Sélectionner une page

Après avoir passé une soirée et une nuit dans cet endroit incroyable, dans le calme et la sérénité, je préparai mes affaires pour me rendre sur Lausanne. Après un petit-déjeuner fort sympathique et encore quelques mots échangés avec Karen, la maîtresse des lieux, je me remis en route sur mon camino, laissant la « JayKay » derrière moi…

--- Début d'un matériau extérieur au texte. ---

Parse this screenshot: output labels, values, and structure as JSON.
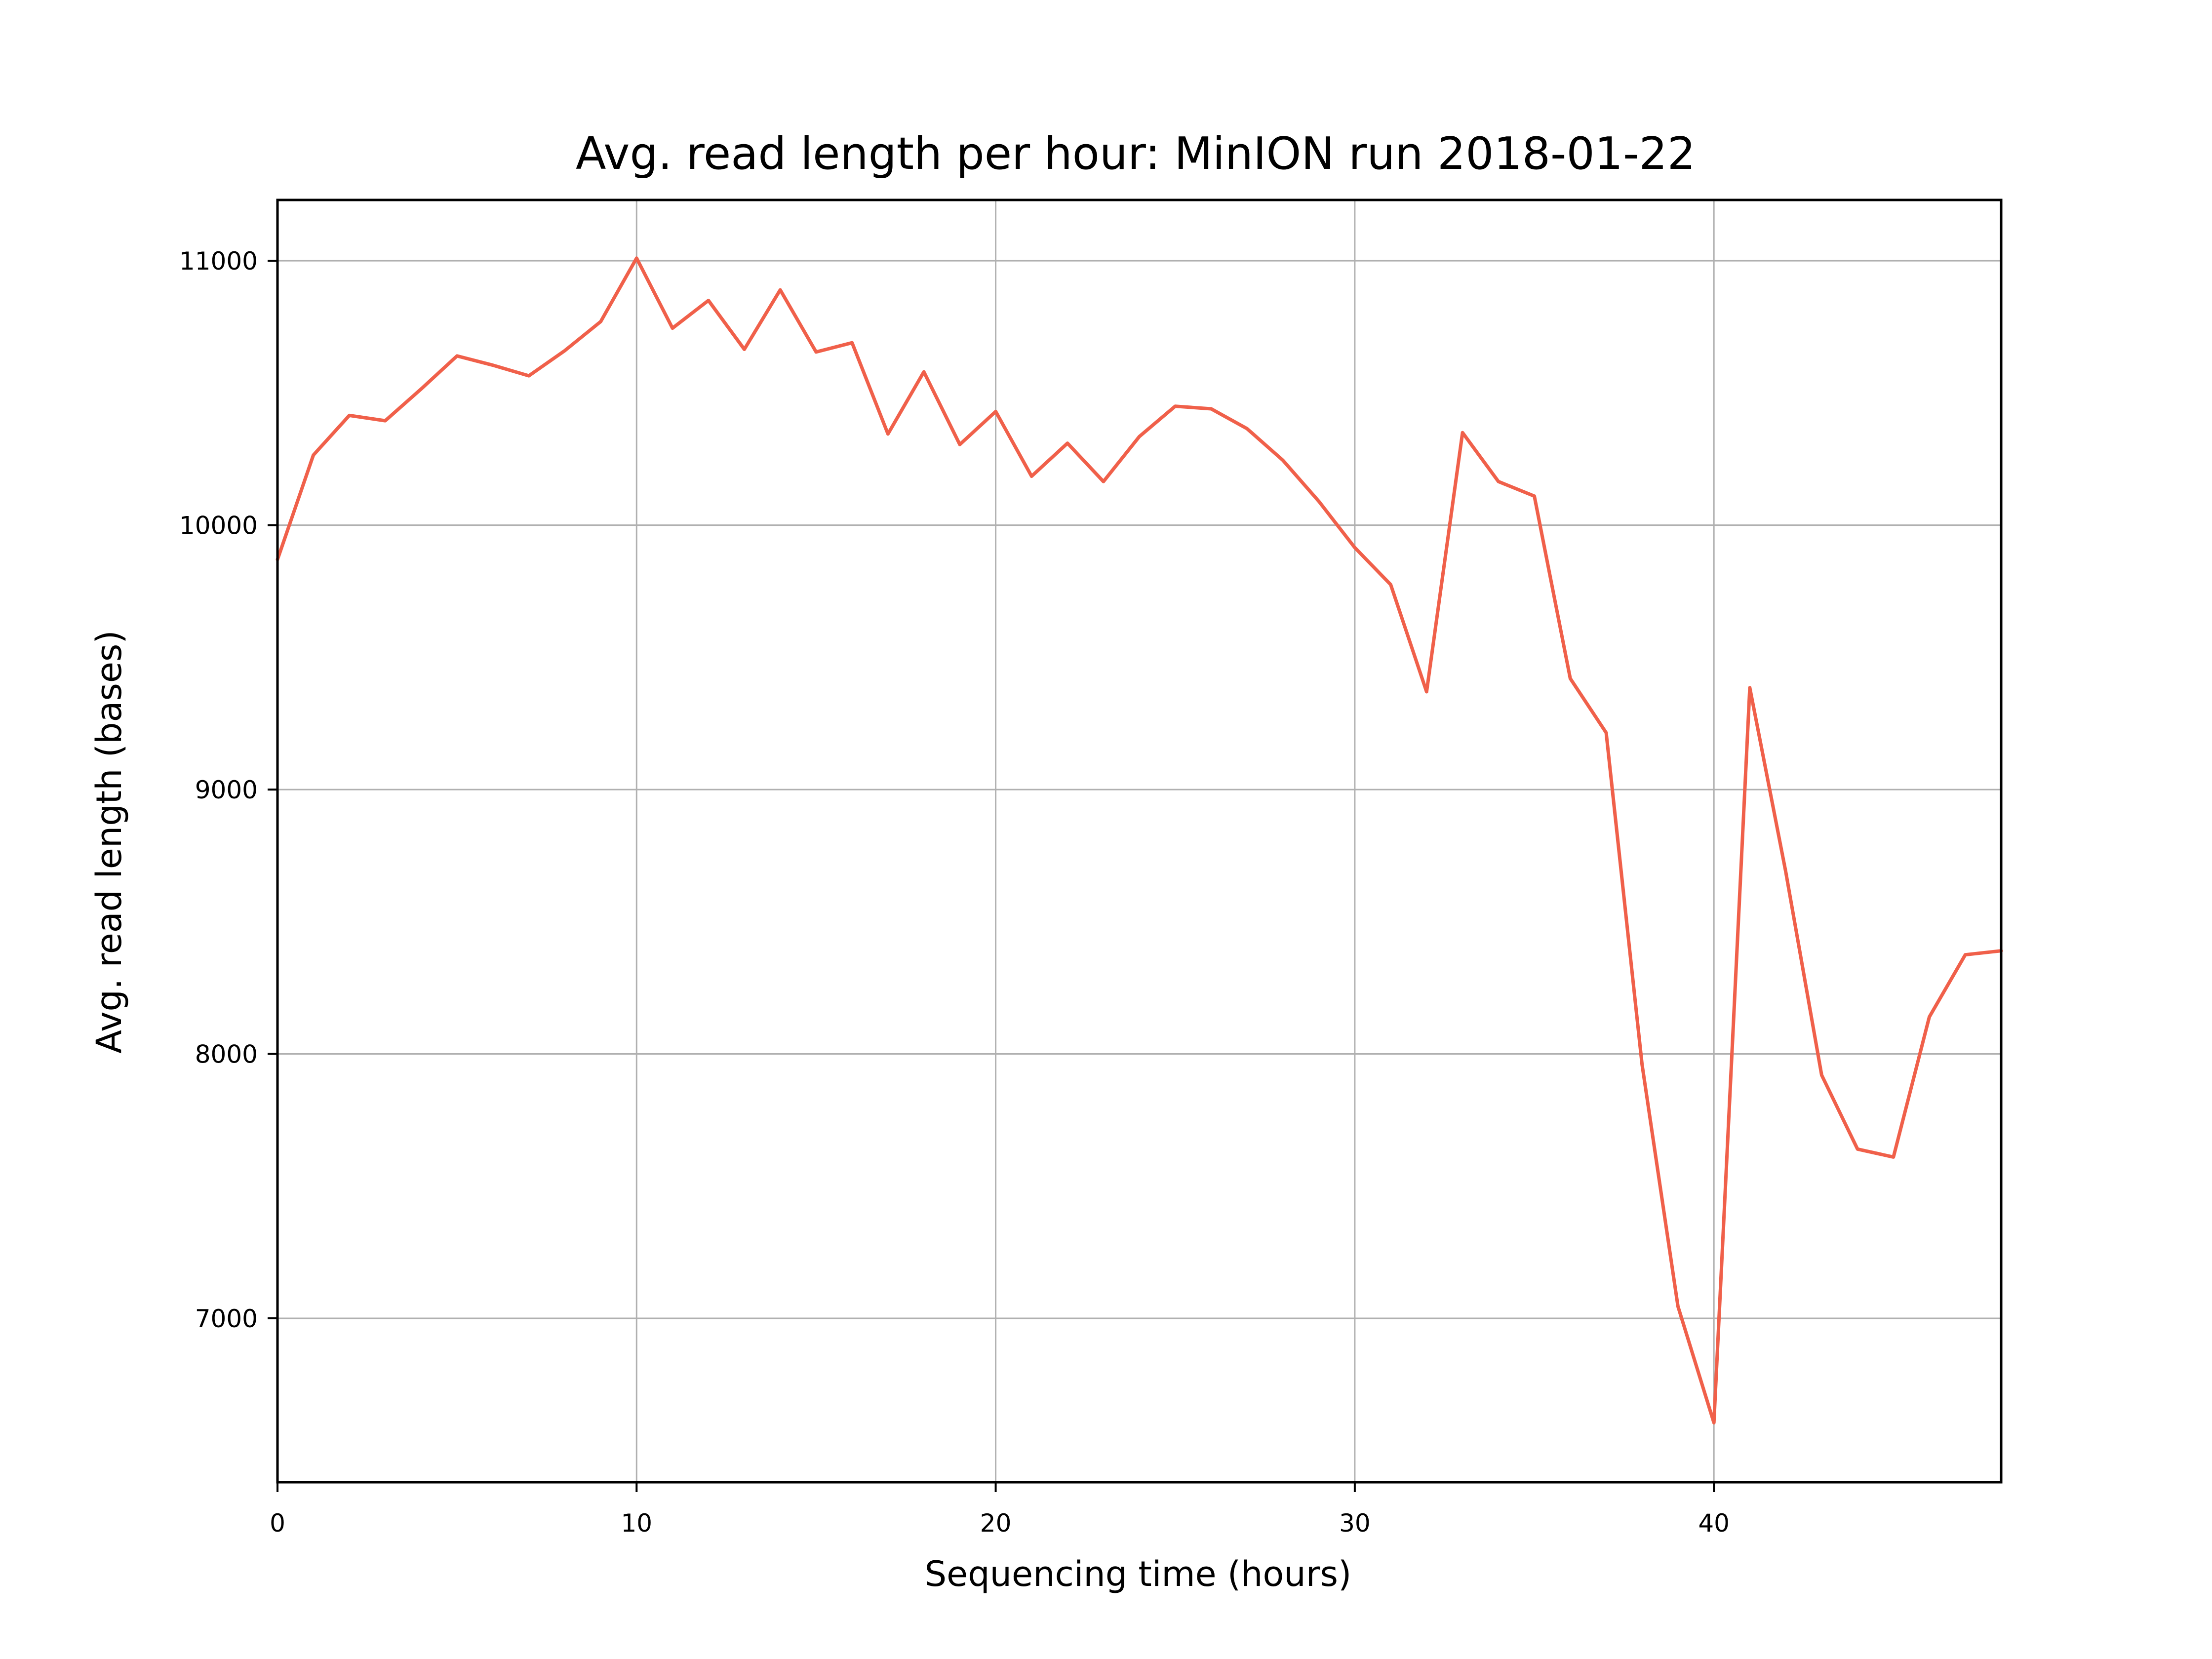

Après 30 minutes de marche, je vis de loin une femme pèlerin, reconnaissable à sa coquille, fièrement disposée sur son gros sac de randonnée. Elle avait un pas ferme et je pressai le mien pour pouvoir la rattraper. C’est toujours très intéressant d’échanger quelques mots avec les pèlerins sur le chemin. Une fois à sa hauteur, elle se retourna et d’un sourire me souhaita un « Guten Tag ». Ayant pris l’habitude de croiser quelques pèlerins germanophones, soit suisses-allemands, soit allemands, je lui adressai quelques mots en allemand afin de savoir comment elle s’appelait, d’où elle venait et quelle était sa destination. Inghe venait d’Allemagne et avait repris son chemin à Moudon, où elle s’était arrêtée après son premier périple depuis la maison. Elle avait décidé cette fois-ci de se lancer dans une nouvelle étape jusqu’au Puy-en-Velay. Nous décidâmes, après quelques mots échangés, de faire l’étape jusqu’à Lausanne ensemble, où elle avait également décidé de s’arrêter, ayant réservé un lieu où dormir à cet endroit. Comme nous avions le même pas, ce fut un plaisir de marcher ensemble. Nous nous sommes donc remis sur le camino, chacun dans nos pensées, arpentant campagne et forêt de Mézières, à l’ombre de grands arbres qui nous amenaient de la fraîcheur. De Mézières à Montpreveyres, le camino nous fit monter et descendre à travers une forêt dense, par des marches en bois, de petits chemins d’orties, de petits ponts pour enfin arriver à la lisière de la forêt sur une petite chapelle fort charmante où nous décidâmes de nous arrêter quelques minutes afin de faire une petite pause. En y pénétrant, nous tombâmes sur un joli tampon. Il est rare de trouver des tampons dans les chapelles, car elles sont en général propriétés de privés et ces derniers n’ont pas forcément l’idée ou l’envie de participer au pèlerinage de Compostelle. Aussi nous fûmes vraiment contents d’y trouver « le précieux » dans cette dernière. Après ces quelques minutes, nous reprîmes notre chemin par la route et arrivâmes à la hauteur d’un panneau qui nous indiquait la direction du Zoo de Servion.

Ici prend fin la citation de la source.